— Он получает удовольствие, когда все лучшее, что есть в империи, оказывается у него.
Я описал экзотических зверей, сражавшихся и умиравших на арене Колизея, яства, громоздившиеся на римских столах, рабов, которые своим трудом превращали жизнь господ в сплошное удовольствие.
Оуэн шмыгнул носом, хотя насморка у него не было.
— Значит, любой в Римской империи — не римлянин — может быть убит, съеден на арене или превращен римлянами в раба? Я рад, что не имею к этому никакого отношения.

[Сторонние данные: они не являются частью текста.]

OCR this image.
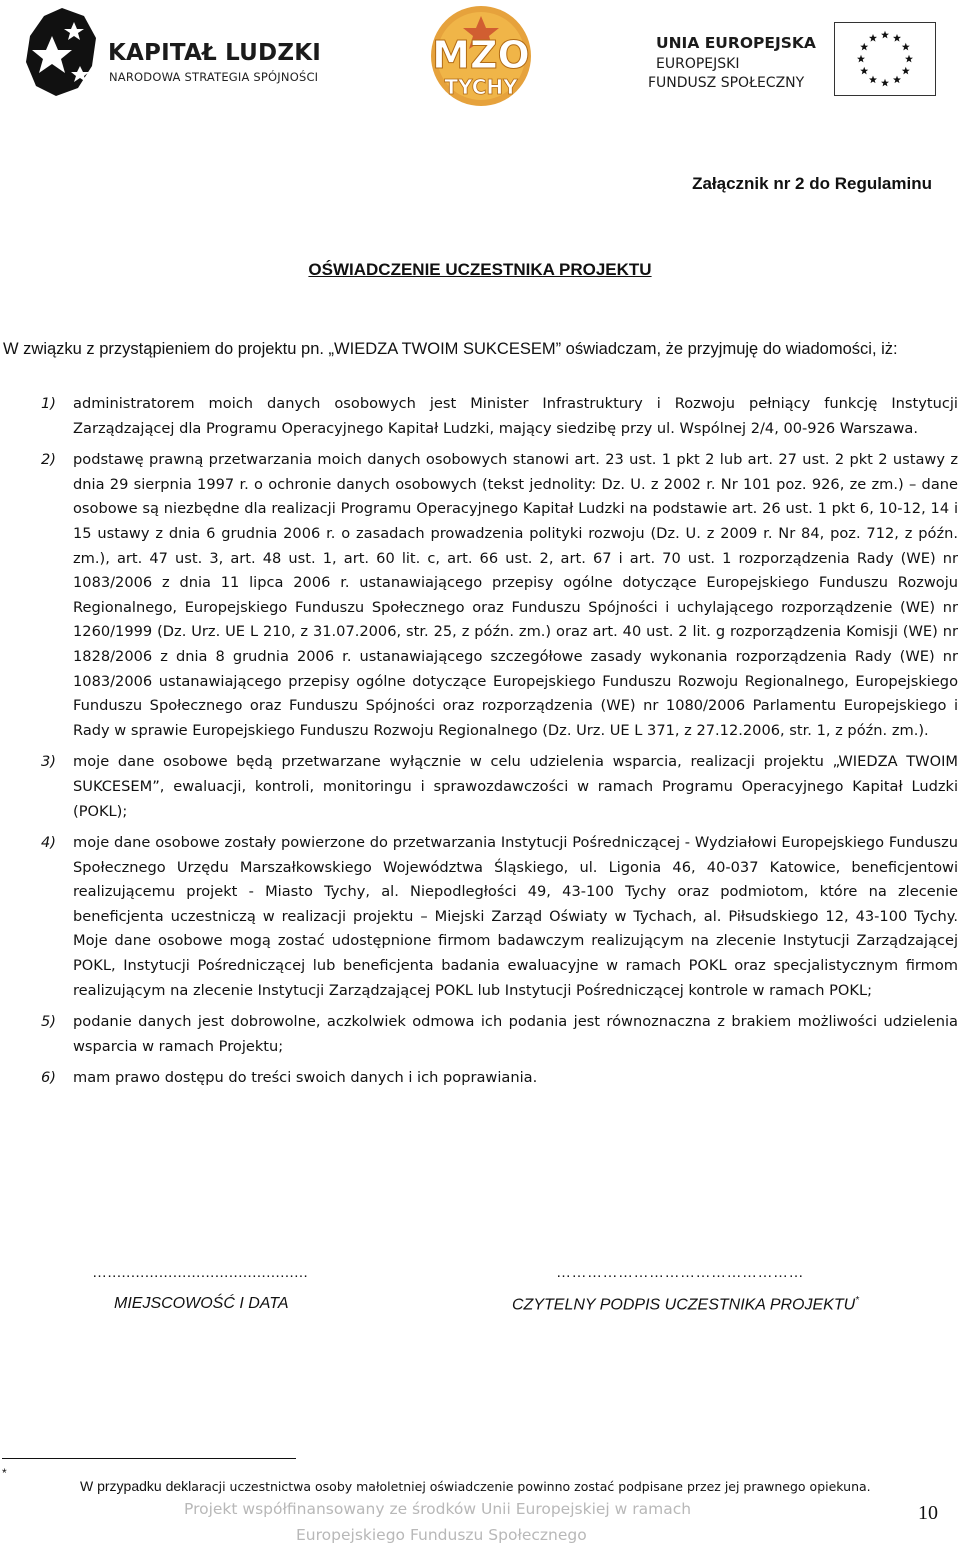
KAPITAŁ LUDZKI
NARODOWA STRATEGIA SPÓJNOŚCI	MZO
TYCHY
UNIA EUROPEJSKA
EUROPEJSKI
FUNDUSZ SPOŁECZNY
Załącznik nr 2 do Regulaminu
OŚWIADCZENIE UCZESTNIKA PROJEKTU
W związku z przystąpieniem do projektu pn. „WIEDZA TWOIM SUKCESEM” oświadczam, że przyjmuję do wiadomości, iż:
1) administratorem moich danych osobowych jest Minister Infrastruktury i Rozwoju pełniący funkcję Instytucji Zarządzającej dla Programu Operacyjnego Kapitał Ludzki, mający siedzibę przy ul. Wspólnej 2/4, 00-926 Warszawa.
2) podstawę prawną przetwarzania moich danych osobowych stanowi art. 23 ust. 1 pkt 2 lub art. 27 ust. 2 pkt 2 ustawy z dnia 29 sierpnia 1997 r. o ochronie danych osobowych (tekst jednolity: Dz. U. z 2002 r. Nr 101 poz. 926, ze zm.) – dane osobowe są niezbędne dla realizacji Programu Operacyjnego Kapitał Ludzki na podstawie art. 26 ust. 1 pkt 6, 10-12, 14 i 15 ustawy z dnia 6 grudnia 2006 r. o zasadach prowadzenia polityki rozwoju (Dz. U. z 2009 r. Nr 84, poz. 712, z późn. zm.), art. 47 ust. 3, art. 48 ust. 1, art. 60 lit. c, art. 66 ust. 2, art. 67 i art. 70 ust. 1 rozporządzenia Rady (WE) nr 1083/2006 z dnia 11 lipca 2006 r. ustanawiającego przepisy ogólne dotyczące Europejskiego Funduszu Rozwoju Regionalnego, Europejskiego Funduszu Społecznego oraz Funduszu Spójności i uchylającego rozporządzenie (WE) nr 1260/1999 (Dz. Urz. UE L 210, z 31.07.2006, str. 25, z późn. zm.) oraz art. 40 ust. 2 lit. g rozporządzenia Komisji (WE) nr 1828/2006 z dnia 8 grudnia 2006 r. ustanawiającego szczegółowe zasady wykonania rozporządzenia Rady (WE) nr 1083/2006 ustanawiającego przepisy ogólne dotyczące Europejskiego Funduszu Rozwoju Regionalnego, Europejskiego Funduszu Społecznego oraz Funduszu Spójności oraz rozporządzenia (WE) nr 1080/2006 Parlamentu Europejskiego i Rady w sprawie Europejskiego Funduszu Rozwoju Regionalnego (Dz. Urz. UE L 371, z 27.12.2006, str. 1, z późn. zm.).
3) moje dane osobowe będą przetwarzane wyłącznie w celu udzielenia wsparcia, realizacji projektu „WIEDZA TWOIM SUKCESEM”, ewaluacji, kontroli, monitoringu i sprawozdawczości w ramach Programu Operacyjnego Kapitał Ludzki (POKL);
4) moje dane osobowe zostały powierzone do przetwarzania Instytucji Pośredniczącej - Wydziałowi Europejskiego Funduszu Społecznego Urzędu Marszałkowskiego Województwa Śląskiego, ul. Ligonia 46, 40-037 Katowice, beneficjentowi realizującemu projekt - Miasto Tychy, al. Niepodległości 49, 43-100 Tychy oraz podmiotom, które na zlecenie beneficjenta uczestniczą w realizacji projektu – Miejski Zarząd Oświaty w Tychach, al. Piłsudskiego 12, 43-100 Tychy. Moje dane osobowe mogą zostać udostępnione firmom badawczym realizującym na zlecenie Instytucji Zarządzającej POKL, Instytucji Pośredniczącej lub beneficjenta badania ewaluacyjne w ramach POKL oraz specjalistycznym firmom realizującym na zlecenie Instytucji Zarządzającej POKL lub Instytucji Pośredniczącej kontrole w ramach POKL;
5) podanie danych jest dobrowolne, aczkolwiek odmowa ich podania jest równoznaczna z brakiem możliwości udzielenia wsparcia w ramach Projektu;
6) mam prawo dostępu do treści swoich danych i ich poprawiania.
…...........................................	…………………………………………
MIEJSCOWOŚĆ I DATA	CZYTELNY PODPIS UCZESTNIKA PROJEKTU*
*
W przypadku deklaracji uczestnictwa osoby małoletniej oświadczenie powinno zostać podpisane przez jej prawnego opiekuna.
Projekt współfinansowany ze środków Unii Europejskiej w ramach
Europejskiego Funduszu Społecznego
10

Я не был уверен, что стал победителем в этой дискуссии, но дальнейшие действия Оуэна позволяли предположить, что, по крайней мере, я задел его за живое. Он отвел меня в зал трофеев — в очередной раз. Я считал, что мы и так бывали там более чем достаточно. Однако Оуэн полагал, что, сколько бы я ни узнал о героях Имейн Мачи, этого все равно мало, поэтому пришлось идти. Рвение, с каким он взялся за мое просвещение, было очень трогательным. Разумеется, я знал, что двигавшие им мотивы не были совсем уж бескорыстными. Он был уверен, что в моей голове таится масса интересных рассказов, и вознамерился любыми правдами и неправдами вытащить их оттуда. В Ольстере, у народа, который наделяет слова и истории особой властью, а рассказчика — неприкосновенностью, принято с почетом относиться к человеку, обладающему достаточным запасом былей и небылиц. Я знал, к чему он стремился. Оуэн хотел стать лучшим. Он хотел сочинять песни, которые люди захотят слушать, когда его уже давно не будет на свете. И тогда он не умрет, а будет жить столько, сколько будут петь его песни (я лично считаю, что мертвый — это мертвый, и как только тебя не стало, то уже все равно, но спорить с Оуэном мне не хотелось). Песня будет бессмертной, значит, и он будет бессмертным. А для того, чтобы она стала бессмертной, по его мнению, необходимы две вещи. Нужна была тема, которая никогда не надоест людям, к тому же требовалось хорошо ее подать. Оуэн уже уверовал в свои способности рассказчика, но свою тему, которая станет золотой жилой, еще не нашел. Я знаю, что он считал мое появление знаменательным для себя. Дело в том, что существовало пророчество о прибытии чужака, предвещавшем величайший час Имейн Мачи и ее конец. В отношении себя я сомневался — чужаки появляются гораздо чаще, чем один раз в течение человеческой жизни, — однако вера Оуэна была неколебима. От меня, собственно, ничего больше не требовалось, кроме как разрешать ему проводить со мной время, так что я был вполне доволен сложившейся ситуацией.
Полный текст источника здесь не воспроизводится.